Colloton has two court decisions in favor of the pro-abortion side (see below), and another decision in which Colloton wrote a separate concurrence to dilute a pro-life decision by the court. It was in this concurrence that Colloton revealed, unwittingly, his full support of the pro-abortion mindset of Roe v. Wade:

I concur in Part IV of the court's opinion concerning why the required disclosure is truthful. I also concur in the portion of Part V that explains why the record before the district court did not establish that the disclosure is misleading. This court took the unusual step of permitting the appellees to supplement the record on appeal, after the completion of briefing, with a 476-page supplemental appendix that includes several studies that were not presented to the district court. Without attempting to engage in a social science critique of these studies in the first instance, it is sufficient to observe that the conclusions of these studies do not, on their face, eliminate the medical and scientific uncertainty concerning the relationship between abortion and suicide ideation or suicide. See ante, at 24. I thus concur that the State was permitted to require a description of the relative risks as reflected in the peer-reviewed literature, with the physician free to augment that description based on his or her professional judgment. Ante, at 25 & n.8.
For these reasons, I concur in the judgment.

Planned Parenthood Minn. v. Rounds, 686 F.3d 889, 906-07 (8th Cir. 2012) (Colloton, J., concurring in judgment, emphasis added). Colloton's grant of carte blanche to abortionists as though they are professionals diluted the South Dakota pro-life law and renders virtually any pro-life law about disclosure to be ineffective.

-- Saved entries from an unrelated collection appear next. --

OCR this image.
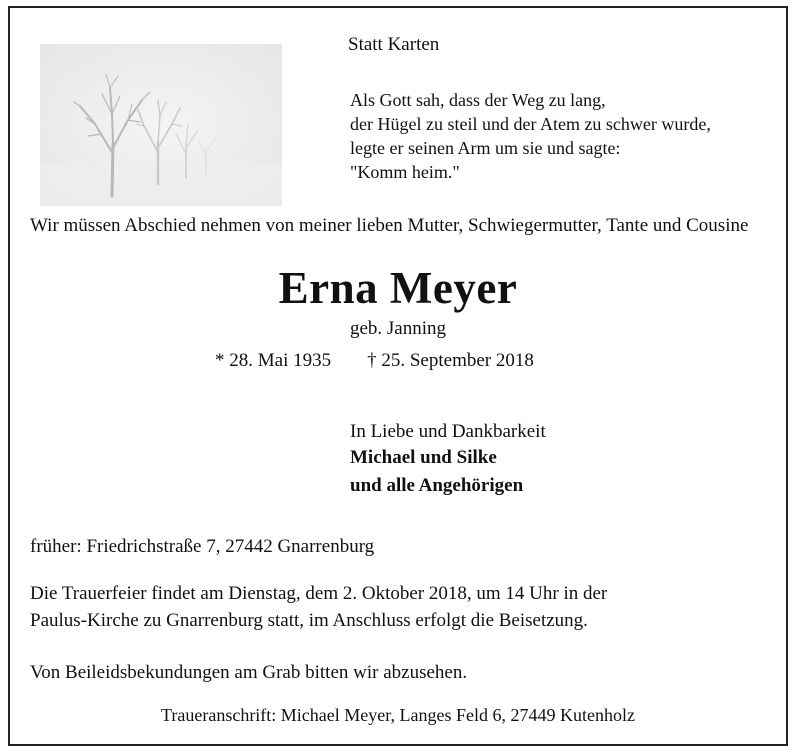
Statt Karten
Als Gott sah, dass der Weg zu lang,
der Hügel zu steil und der Atem zu schwer wurde,
legte er seinen Arm um sie und sagte:
"Komm heim."
Wir müssen Abschied nehmen von meiner lieben Mutter, Schwiegermutter, Tante und Cousine
Erna Meyer
geb. Janning
* 28. Mai 1935 † 25. September 2018
In Liebe und Dankbarkeit
Michael und Silke
und alle Angehörigen
früher: Friedrichstraße 7, 27442 Gnarrenburg
Die Trauerfeier findet am Dienstag, dem 2. Oktober 2018, um 14 Uhr in der
Paulus-Kirche zu Gnarrenburg statt, im Anschluss erfolgt die Beisetzung.
Von Beileidsbekundungen am Grab bitten wir abzusehen.
Traueranschrift: Michael Meyer, Langes Feld 6, 27449 Kutenholz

Colloton thereby echoed the pro-abortion mindset in Roe v. Wade, which likewise required the state to defer to the "professional judgment" of abortionists, such as Kermit Gosnell. This empowers abortionists to exploit the mother and terminate the life of the unborn child with impunity, and without the state being able to protect the unborn child in any way. Judge Colloton's language above is very similar to this central passage in Roe v. Wade itself:

[This Roe v. Wade] decision vindicates the right of the physician to administer medical treatment according to his professional judgment up to the points where important state interests provide compelling justifications for intervention. Up to those points, the abortion decision in all its aspects is inherently, and primarily, a medical decision, and basic responsibility for it must rest with the physician.

Roe v. Wade, 410 U.S. 113, 165-66 (1973) (emphasis added).

On a personal side, Colloton's father, John Colloton, made millions of dollars in leadership positions at multiple entities that perform or fund abortions.

In another case in which Colloton sided with so-called reproductive rights, he took the unusual step of overturning a condition of probation imposed by a federal district court that had stopped a career criminal from continuing to engage in sexual activity which had resulted in ten out-of-wedlock children with seven different mothers. United States v. Harris, 794 F.3d 885 (8th Cir. 2015).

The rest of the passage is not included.